Skeptics put off by snows’ undeservedly shaky reputation on the table could have learned something from the dinner Dick whipped up for the hunting party that night. Granted, the first course of redfish and local oysters would have made a memorable meal on their own, but I’ve never enjoyed waterfowl more than those snow geese breasts—marinated in something sweet and tangy, and grilled quickly so they were crisp on the outside and blood-rare in the middle.
When you live in the north, a midwinter break to somewhere warm is more than another hunting or fishing trip. Human beings can take only so much uninterrupted cold and darkness. Working as a physician in the Far North, I quickly learned that cabin fever was real. Take away the sun’s healing rays long enough, and normally rational people eventually begin to eat their young.
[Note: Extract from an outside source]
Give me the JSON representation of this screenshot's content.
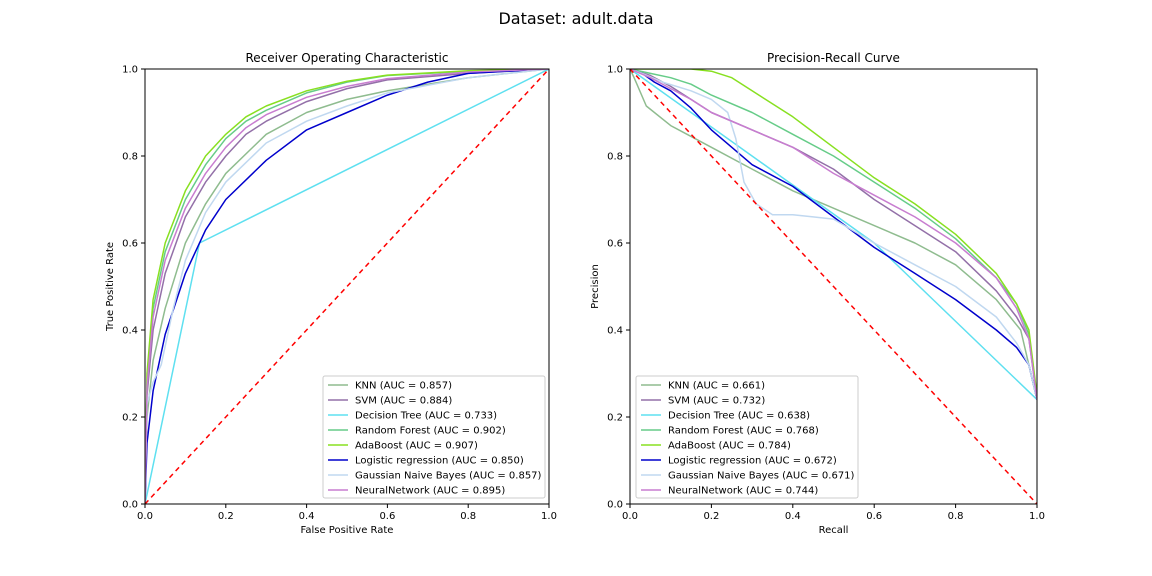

Given all this, a waterfowl expedition seems an unlikely remedy for what is now officially known as seasonal affective disorder—unless you’re willing to think outside the proverbial box. Put the duck blind on a warm saltwater marsh, and throw in some intriguing nearby fly-fishing, and you’ll be well on your way to a cure. And I know just the place. n
Although the product of a long line of Texans, Don Thomas has lived his adult life in rural Montana and Alaska, and he and his wife, Lori, now divide their time between homes in both states. His latest book, How Sportsmen Saved the World reviews the contributions hunters and anglers have made to wildlife conservation.
If You Go
The little coastal hamlet of Port Mansfield has always served us well as a fly-fishing base of operations. Rentals are remarkably affordable during the winter off-season—even though that’s the Texas winter in-season. Contact Glaze Realty, 701 Bayshore Dr., Port Mansfield, TX 78598; (210) 944-2355. Contact www.rio-grande-valley.com/portmansfield/business/fishguides for charters. Interview prospective guides before booking, Most are far more conversant with conventional tackle than with fly rods.
Since our last visit, the Gulf has faced a major environmental disaster. The good news, for Texans at least, is that the BP oil spill largely spared their coast. At this writing, there’s no reason for that event to deter visitors.